Canada's Suncor looks to cut high oil sands mine operating costs
Nia Williams
Thu, February 22, 2024
Suncor Energy facility is seen in Sherwood Park, Alberta
(Reuters) - Suncor Energy, Canada's second-largest oil producer, will focus this year on cutting operating costs in its oil sands mining business, CEO Rich Kruger said on Thursday, as the company continues efforts to fix long-running underperformance.
Calgary-based Suncor is trying to improve safety and efficiency after a string of fatalities at oil sands sites in recent years and slope stability issues at its Fort Hills mine in northern Alberta.
The company's bitumen mines produced more than 600,000 barrels per day (bpd) in 2023, which were upgraded into synthetic crude and account for the bulk of Suncor's total 746,000 bpd production.
But operating costs at its oil sands plants, including Fort Hills and the Syncrude project, range from $28-$38 a barrel, compared with around $22 a barrel at rival Canadian Natural Resources' mining and upgrading operations.
"We know exactly what our unit cost competitive gap is relative to best in class," Kruger said on a call to discuss Suncor results. "Fundamentally as a company we will improve our cost performance as our mining business improves its performance."
Moving ore around is the single highest cost component of bitumen production, Kruger said.
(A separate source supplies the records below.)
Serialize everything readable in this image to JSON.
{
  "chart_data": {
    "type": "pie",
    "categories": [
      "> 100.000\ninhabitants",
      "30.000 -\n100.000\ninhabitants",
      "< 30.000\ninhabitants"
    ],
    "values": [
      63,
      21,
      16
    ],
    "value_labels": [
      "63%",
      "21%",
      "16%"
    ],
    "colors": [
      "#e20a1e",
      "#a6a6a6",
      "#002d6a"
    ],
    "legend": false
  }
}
To tackle that, Suncor is buying larger haul trucks and ramping up autonomous operations.
The company will double its autonomous haul truck fleet to 91 vehicles this year so that all ore at Base Plant will be moved autonomously, Kruger said, adding each conversion saves about C$1 million ($741,455) per truck per year.
Suncor Base Plant and Syncrude have been operating for decades and are the oldest mines in the oil sands. Part of the cost underperformance was due to the age and configurations of those assets, the CEO said.
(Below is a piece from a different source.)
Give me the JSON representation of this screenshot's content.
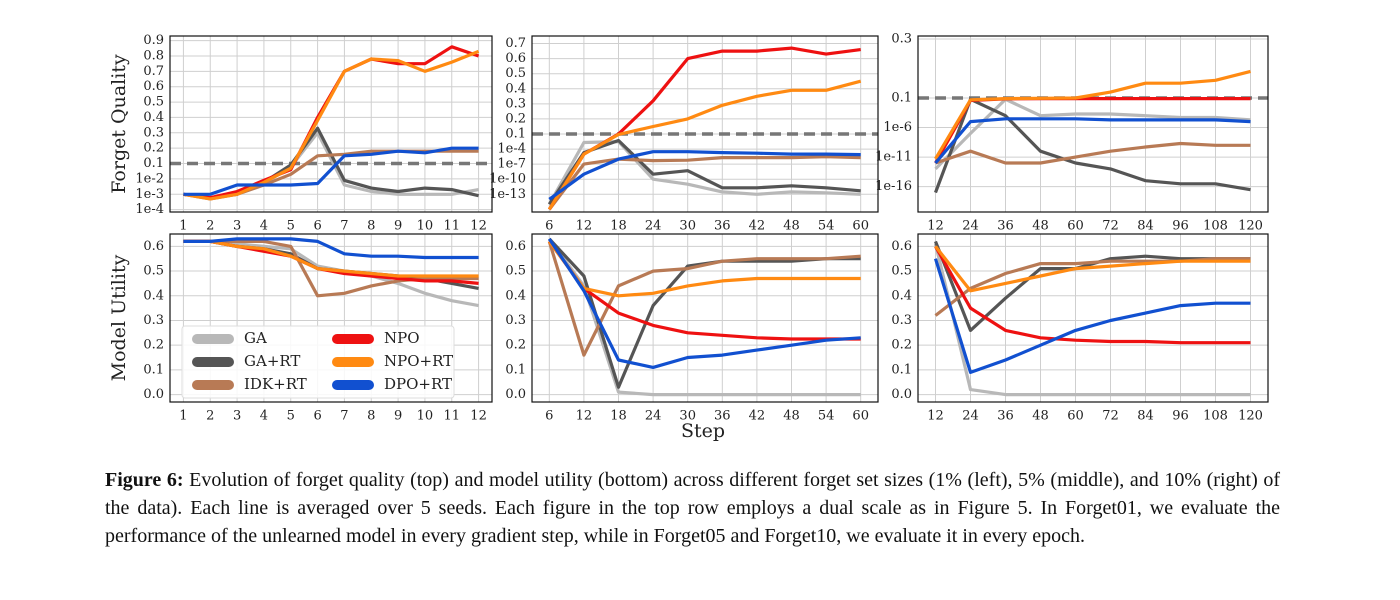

"We're also evaluating alternatives to address our structural gap via alternate mining scenarios or different technologies in our mines," he added.
Former Exxon Mobil executive Kruger became CEO last year, replacing Mark Little, who resigned in mid-2022 following the death of a worker on a Suncor site.
Little's departure came after activist investment firm Elliott Management built a stake in the company and demanded changes including a board revamp.
On Wednesday, Suncor said Russ Girling, who joined the board in 2021 after stepping down as CEO of pipeline company TC Energy, had been appointed chair.
Suncor on Wednesday reported fourth-quarter earnings that beat analysts' expectations, helped by higher production. Its shares were flat at C$45.36 on the Toronto Stock Exchange on Thursday.